William MARX

Professeur du Collège de France, Chaire Littératures comparées
Écrivain, essayiste, critique et historien de la littérature

 

 

Que devient la littérature dans un monde où les textes circulent partout, se traduisent, s’adaptent et se diffusent à grande vitesse ?

Lors de la dernière session modérée par Guillaume Pfister des Lectures d’Aspen – Leadership, avec William Marx, professeur au Collège de France, cette question a guidé les échanges.
D’abord, une réalité ancienne : la littérature a toujours suscité la méfiance. Depuis l’Antiquité, on interroge son rapport à la vérité, à la morale, à son influence sur la société. Sans règles fixes, sans protocole « scientifique », elle échappe. C’est ce qui fait sa force et c’est aussi ce qui alimente les critiques.
La réflexion s’est également ouverte sur la circulation mondiale des œuvres, thème exploré par William Marx dans son ouvrage « Vivre dans la Bibliothèque du monde ».

La « littérature mondiale » est celle qui circule, se traduit, se commercialise. Mais toute traduction est déjà une lecture, une interprétation. Les textes deviennent adaptables, exportables, au risque de répondre de plus en plus à des attentes de marché.
D’où une exigence : lire contre la littérature.
Lire contre nos réflexes, contre nos attentes, contre ce qui nous est le plus immédiatement accessible.
Car lire, ce n’est pas seulement parcourir avec aisance. C’est chercher, creuser, se confronter à l’altérité, c’est se confronter à l’effort, voire à l’embarras, à la surprise.
À l’heure des réseaux sociaux, qui promettent une ouverture globale tout en enfermant parfois dans des bulles culturelles, cela suppose un effort : aller vers d’autres textes, d’autres voix, y compris les moins visibles.

La lecture impose une temporalité différente, lente, exigeante.
Elle mobilise l’imagination, construit des images, développe une forme de satisfaction intellectuelle que rien ne remplace, et constitue aussi un véritable exercice cérébral.
Cette réflexion amène à repenser la question de l’éducation. Comment transmettre le goût de lire dans un environnement dominé par l’immédiateté ? Comment former à cette exigence, ne pas se contenter du plus simple, du plus rapide ?

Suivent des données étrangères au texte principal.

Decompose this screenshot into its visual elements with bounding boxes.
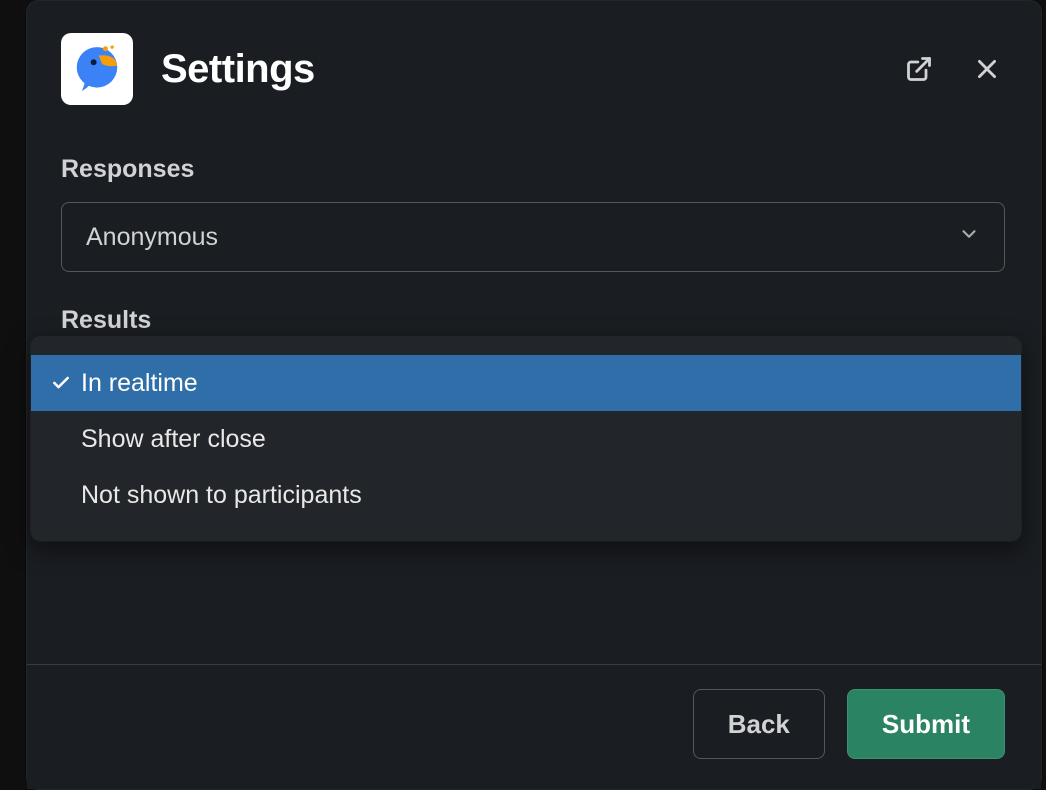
results-option[interactable]: Not shown to participants [31,467,1021,523]
open-external-button[interactable] [901,51,937,87]
modal-title: Settings [161,47,315,92]
modal-header: Settings [27,1,1041,129]
submit-button[interactable]: Submit [847,689,1005,759]
modal-footer: Back Submit [27,664,1041,789]
results-option-label: Show after close [81,425,266,454]
header-actions [901,51,1005,87]
responses-label: Responses [61,155,1005,184]
results-dropdown: In realtime Show after close Not shown t… [31,337,1021,541]
responses-select[interactable]: Anonymous [61,202,1005,272]
check-icon [51,373,81,393]
app-logo [61,33,133,105]
responses-select-value: Anonymous [86,223,218,252]
parrot-icon [70,42,124,96]
results-option[interactable]: In realtime [31,355,1021,411]
settings-modal: Settings Responses Anonymous [26,0,1042,790]
check-icon [51,485,81,505]
results-option-label: Not shown to participants [81,481,362,510]
results-label: Results [61,306,1005,335]
back-button[interactable]: Back [693,689,825,759]
close-icon [974,56,1000,82]
results-option[interactable]: Show after close [31,411,1021,467]
close-button[interactable] [969,51,1005,87]
external-link-icon [905,55,933,83]
modal-content: Responses Anonymous Results Select an re… [27,129,1041,423]
chevron-down-icon [958,223,980,252]
check-icon [51,429,81,449]
results-option-label: In realtime [81,369,198,398]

Quelques recommandations :
Donner accès tôt aux livres, voire lire aux enfants.
Maintenir un lien avec les grandes œuvres, comme L’Odyssée, Don Quichotte ou les Essais de Michel de Montaigne, pour comprendre d’où nous venons.
Explorer Fictions de Jorge Luis Borges, et sa vision de la bibliothèque comme monde.
(Re)découvrir Alfred Jarry avec Le Surmâle ou Anatole France avec La Révolte des anges.

À l’heure où l’intelligence artificielle peut produire des textes à la demande, une question demeure : qu’est-ce qui fait encore la singularité d’une œuvre ?
Peut-être, précisément, ce que la littérature a toujours porté : une liberté d’interprétation, une expérience, une manière unique de voir et de faire voir.

Un grand merci à William Marx pour la qualité de son intervention et au Groupe Henner pour son soutien.